Some Catholics are concerned about the blog post of a Jesuit priest which lambastes a Protestant Marian song because it supposedly contains heresy concerning the Immaculate Conception.
While the song has the merits of prompting its hearers to reflect on Mary beholding her Divine Son, lines from the very first stanza actually bring Christmas to a screeching halt. Here are the problematic lyrics:
“Did you know that your Baby Boy has come to make you new? This Child that you delivered will soon deliver you.”
Now, those lines make sense if Mary is another sinner just like us, who needs to be delivered from sin. You see, if Mary is a sinner who like us needs a savior, then the lyricist’s play on the word “deliver” (sense 1: “deliver” = “give birth”; sense 2: “deliver” = “liberate from sin”) is both clever and theologically sound. But if Mary is a sinner in need of a savior, then she cannot be the worthy vessel in whom the All-Holy God takes on human nature as the Word-Made-Flesh. In other words the lyrics depend upon the dogma of the Immaculate Conception being false. If Mary needs a Savior, then she cannot be the vessel of the Incarnation.God bless the priest, but he apparently doesn't know the theology behind the Immaculate Conception. Specifically, he seems to be completely unaware of Duns Scotus' completely acceptable argument supporting the IC, an argument which employs precisely the logic the priest attacks in order to explain the event.

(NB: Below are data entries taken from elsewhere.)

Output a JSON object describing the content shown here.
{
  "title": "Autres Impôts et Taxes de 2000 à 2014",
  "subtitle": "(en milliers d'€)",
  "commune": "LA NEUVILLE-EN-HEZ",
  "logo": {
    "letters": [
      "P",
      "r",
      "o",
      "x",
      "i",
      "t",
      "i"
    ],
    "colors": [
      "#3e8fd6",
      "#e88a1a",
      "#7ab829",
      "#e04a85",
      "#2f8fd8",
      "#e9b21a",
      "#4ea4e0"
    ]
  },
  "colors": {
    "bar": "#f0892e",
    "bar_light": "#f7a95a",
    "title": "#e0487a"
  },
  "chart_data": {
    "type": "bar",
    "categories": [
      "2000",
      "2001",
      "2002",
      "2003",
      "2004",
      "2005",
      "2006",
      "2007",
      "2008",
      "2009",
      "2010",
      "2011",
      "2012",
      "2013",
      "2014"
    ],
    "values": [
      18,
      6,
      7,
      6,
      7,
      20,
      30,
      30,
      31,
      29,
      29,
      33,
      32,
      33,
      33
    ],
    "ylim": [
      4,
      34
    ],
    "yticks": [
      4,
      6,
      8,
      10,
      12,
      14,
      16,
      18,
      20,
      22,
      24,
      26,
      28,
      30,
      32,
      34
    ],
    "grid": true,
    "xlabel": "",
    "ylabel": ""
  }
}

Duns Scotus pushed this obstruction from the path by showing that instead of being excluded from the redemption of the Savior, Mary obtained the greatest of redemptions through the mystery of her preservation from all sin. This, explained Scotus, was a more perfect redemption and attributes to Christ a more exalted role as Redeemer, because redeeming grace, which preserves from original sin, is greater than that which purifies from sin already incurred.
Consequently, Christ was Mary's Redeemer more perfectly by preservative redemption in shielding her from original sin through anticipating and foreseeing the merits of his passion and death. (emphasis added) This preredemption indicates a much greater grace and more perfect salvation.But, isn't there something wrong with saying "This child that you delivered will soon deliver you"? No, not really. After all, the Cross exists both in time and in eternity. The Cross saves everyone, including Mary. From the temporal (in-time) standpoint, at the moment of the birth, Christ had not yet died on the Cross, so we can say "will soon deliver you." From the viewpoint of the Cross, which is eternal, it would also be equally accurate to say "has delivered you." But, since it is a Christmas hymn, there is no reason to balk at the future tense.

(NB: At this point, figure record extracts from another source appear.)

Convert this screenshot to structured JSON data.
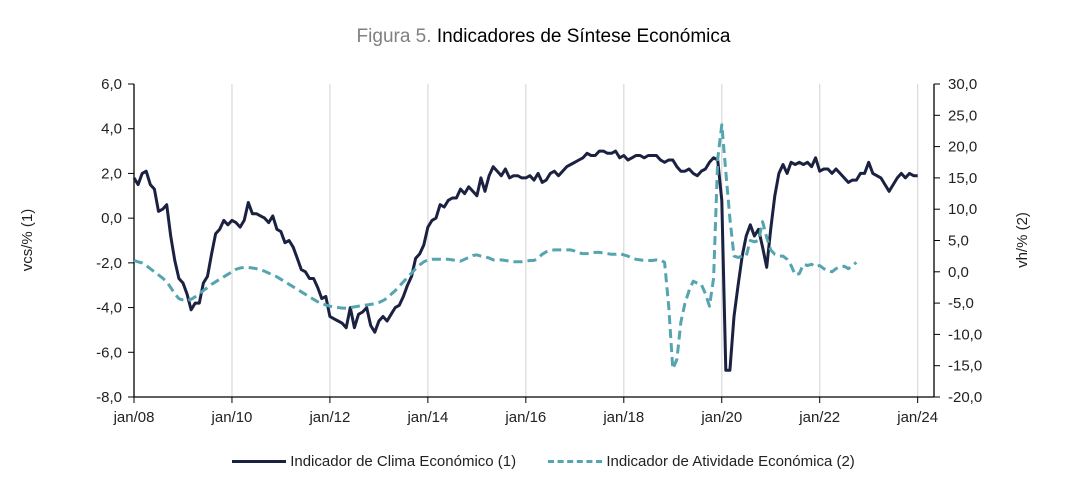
{
  "chart_data": {
    "type": "line",
    "title_prefix": "Figura 5.",
    "title": "Indicadores de Síntese Económica",
    "xlabel": "",
    "ylabel_left": "vcs/% (1)",
    "ylabel_right": "vh/% (2)",
    "ylim_left": [
      -8,
      6
    ],
    "ylim_right": [
      -20,
      30
    ],
    "yticks_left": [
      "6,0",
      "4,0",
      "2,0",
      "0,0",
      "-2,0",
      "-4,0",
      "-6,0",
      "-8,0"
    ],
    "yticks_left_values": [
      6,
      4,
      2,
      0,
      -2,
      -4,
      -6,
      -8
    ],
    "yticks_right": [
      "30,0",
      "25,0",
      "20,0",
      "15,0",
      "10,0",
      "5,0",
      "0,0",
      "-5,0",
      "-10,0",
      "-15,0",
      "-20,0"
    ],
    "yticks_right_values": [
      30,
      25,
      20,
      15,
      10,
      5,
      0,
      -5,
      -10,
      -15,
      -20
    ],
    "xticks": [
      "jan/08",
      "jan/10",
      "jan/12",
      "jan/14",
      "jan/16",
      "jan/18",
      "jan/20",
      "jan/22",
      "jan/24"
    ],
    "x_start": "2008-01",
    "x_range_months": [
      0,
      196
    ],
    "grid": "vertical",
    "legend_position": "bottom",
    "series": [
      {
        "name": "Indicador de Clima Económico (1)",
        "axis": "left",
        "style": "solid",
        "color": "#1b2140",
        "values": [
          1.8,
          1.5,
          2.0,
          2.1,
          1.5,
          1.3,
          0.3,
          0.4,
          0.6,
          -0.8,
          -1.9,
          -2.7,
          -2.9,
          -3.4,
          -4.1,
          -3.8,
          -3.8,
          -2.9,
          -2.6,
          -1.6,
          -0.7,
          -0.5,
          -0.1,
          -0.3,
          -0.1,
          -0.2,
          -0.4,
          -0.1,
          0.7,
          0.2,
          0.2,
          0.1,
          0.0,
          -0.2,
          0.1,
          -0.5,
          -0.6,
          -1.1,
          -1.0,
          -1.3,
          -1.8,
          -2.3,
          -2.4,
          -2.7,
          -2.7,
          -3.1,
          -3.6,
          -3.5,
          -4.4,
          -4.5,
          -4.6,
          -4.7,
          -4.9,
          -4.0,
          -4.9,
          -4.3,
          -4.2,
          -4.0,
          -4.8,
          -5.1,
          -4.6,
          -4.4,
          -4.6,
          -4.3,
          -4.0,
          -3.9,
          -3.5,
          -3.0,
          -2.6,
          -1.8,
          -1.6,
          -1.2,
          -0.4,
          -0.1,
          0.0,
          0.6,
          0.5,
          0.8,
          0.9,
          0.9,
          1.3,
          1.1,
          1.4,
          1.2,
          1.0,
          1.8,
          1.2,
          1.9,
          2.3,
          2.1,
          1.9,
          2.2,
          1.8,
          1.9,
          1.9,
          1.8,
          1.8,
          1.9,
          1.7,
          2.0,
          1.6,
          1.7,
          2.0,
          2.1,
          1.9,
          2.1,
          2.3,
          2.4,
          2.5,
          2.6,
          2.7,
          2.9,
          2.8,
          2.8,
          3.0,
          3.0,
          2.9,
          2.9,
          3.0,
          2.7,
          2.8,
          2.6,
          2.7,
          2.8,
          2.8,
          2.7,
          2.8,
          2.8,
          2.8,
          2.6,
          2.5,
          2.6,
          2.6,
          2.3,
          2.1,
          2.1,
          2.2,
          2.0,
          1.9,
          2.1,
          2.2,
          2.5,
          2.7,
          2.6,
          0.8,
          -6.8,
          -6.8,
          -4.4,
          -3.0,
          -1.7,
          -0.8,
          -0.3,
          -0.8,
          -0.5,
          -1.3,
          -2.2,
          -0.5,
          1.0,
          2.0,
          2.4,
          2.0,
          2.5,
          2.4,
          2.5,
          2.4,
          2.5,
          2.3,
          2.7,
          2.1,
          2.2,
          2.2,
          2.0,
          2.2,
          2.0,
          1.8,
          1.6,
          1.7,
          1.7,
          2.0,
          2.0,
          2.5,
          2.0,
          1.9,
          1.8,
          1.5,
          1.2,
          1.5,
          1.8,
          2.0,
          1.8,
          2.0,
          1.9,
          1.9
        ]
      },
      {
        "name": "Indicador de Atividade Económica (2)",
        "axis": "right",
        "style": "dashed",
        "color": "#55a5b0",
        "values": [
          1.8,
          1.6,
          1.4,
          1.0,
          0.5,
          0.0,
          -0.5,
          -1.0,
          -1.6,
          -2.5,
          -3.5,
          -4.3,
          -4.5,
          -4.6,
          -4.4,
          -4.0,
          -3.5,
          -3.0,
          -2.5,
          -2.0,
          -1.6,
          -1.2,
          -0.8,
          -0.4,
          0.0,
          0.4,
          0.6,
          0.7,
          0.7,
          0.6,
          0.5,
          0.3,
          0.1,
          -0.2,
          -0.5,
          -0.8,
          -1.2,
          -1.6,
          -2.0,
          -2.4,
          -2.8,
          -3.2,
          -3.6,
          -4.0,
          -4.4,
          -4.8,
          -5.1,
          -5.3,
          -5.5,
          -5.6,
          -5.7,
          -5.8,
          -5.8,
          -5.7,
          -5.6,
          -5.5,
          -5.4,
          -5.3,
          -5.2,
          -5.1,
          -4.9,
          -4.6,
          -4.2,
          -3.6,
          -3.0,
          -2.3,
          -1.6,
          -0.9,
          -0.2,
          0.5,
          1.1,
          1.6,
          1.9,
          2.0,
          2.0,
          2.0,
          2.0,
          2.0,
          1.9,
          1.8,
          1.7,
          2.0,
          2.3,
          2.6,
          2.7,
          2.5,
          2.4,
          2.2,
          1.9,
          1.9,
          1.9,
          1.8,
          1.7,
          1.6,
          1.6,
          1.6,
          1.7,
          1.8,
          1.8,
          2.2,
          2.8,
          3.2,
          3.4,
          3.5,
          3.5,
          3.5,
          3.5,
          3.5,
          3.3,
          3.0,
          2.9,
          2.9,
          3.0,
          3.1,
          3.1,
          3.0,
          2.9,
          2.8,
          2.8,
          2.9,
          2.7,
          2.5,
          2.2,
          2.0,
          1.9,
          1.8,
          1.8,
          1.8,
          1.9,
          1.9,
          1.5,
          -5.5,
          -15.5,
          -14.0,
          -8.0,
          -5.0,
          -3.0,
          -1.5,
          -1.8,
          -2.0,
          -3.5,
          -5.5,
          -1.0,
          18.0,
          23.5,
          16.0,
          8.5,
          2.5,
          2.3,
          2.5,
          2.5,
          5.0,
          4.8,
          5.0,
          8.0,
          5.5,
          3.5,
          2.8,
          2.5,
          2.5,
          2.0,
          1.0,
          -0.5,
          -0.3,
          1.2,
          1.0,
          1.2,
          0.8,
          1.0,
          0.5,
          0.2,
          0.0,
          0.5,
          0.8,
          0.9,
          0.5,
          1.0,
          1.5
        ]
      }
    ]
  }
}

In fact, as Scotus and many others have pointed out, the sanctification of the Cross was anticipated for John the Baptist in a very similar (although not identical) way:
Hence the axiom of Pseudo-Anselmus (Eadmer) developed by Duns Scotus, Decuit, potuit, ergo fecit, it was becoming that the Mother of the Redeemer should have been free from the power of sin and Satan from the first moment of her existence (decuit); God could give her this privilege (potuit), therefore He gave it to her (ergo fecit). Again it is remarked that a peculiar privilege was granted to the prophet Jeremias and to St. John the Baptist. They were sanctified in their mother's womb, because by their preaching they had a special share in the work of preparing the way for Christ.Indeed, if the good priest wishes to take issue with a Marian hymn that endorses heresy, he could do a much better job by attacking an Anglican hymn from 1914 which is considered a modern classic of Mariology, sung in Catholic parishes across the nation: Sing of Mary.

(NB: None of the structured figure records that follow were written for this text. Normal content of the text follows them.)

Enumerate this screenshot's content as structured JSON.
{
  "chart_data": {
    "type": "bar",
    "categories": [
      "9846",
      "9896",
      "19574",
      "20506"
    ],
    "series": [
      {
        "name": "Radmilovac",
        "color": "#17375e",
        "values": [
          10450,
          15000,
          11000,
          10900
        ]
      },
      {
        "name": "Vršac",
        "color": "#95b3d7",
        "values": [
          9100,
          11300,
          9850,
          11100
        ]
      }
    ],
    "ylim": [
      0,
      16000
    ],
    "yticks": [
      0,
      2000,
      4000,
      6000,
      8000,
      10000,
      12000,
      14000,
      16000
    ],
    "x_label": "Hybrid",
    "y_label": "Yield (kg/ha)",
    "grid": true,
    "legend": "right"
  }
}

"Sing of Mary, pure and lowly,Oh wow - that doesn't rhyme.
Virgin Mother undefiled.
Sing of God's own Son Most Holy
Who became her little child
Fairest child of fairest mother
God the Son who came to Earth
Word made flesh, our very brother
Takes our nature by His conception."
Guess we'll make it "takes our nature by His birth" even though that's completely erroneous and actually promotes the Nestorian heresy, the idea that the Divine Nature united Himself to a pre-existing human person.
As we can now see, the lyrics to Mary Did You Know are actually much more defensible than, say, those in Sing of Mary. So why is the priest so upset about the first, but absolutely silent on the second? Well, first, he doesn't really know the theology behind the IC very well. Second, the song under discussion is popular and written by a Protestant and everyone knows it is written by a Protestant, so it MUST be declared bad, while the second is written by a Protestant, but Catholics have long since forgotten that, and it isn't part of popular culture, and we have used it at Mass for a century, so ... it's fine.
At least, those are the only reasons I can come up with.
Personally, I think we should be thanking any Protestant who writes a Marian hymn, even if that hymn were as theologically unsound as Sing of Mary. After all, they need something to sing while they are engaged in Catholic idol worship around statues of the Nativity.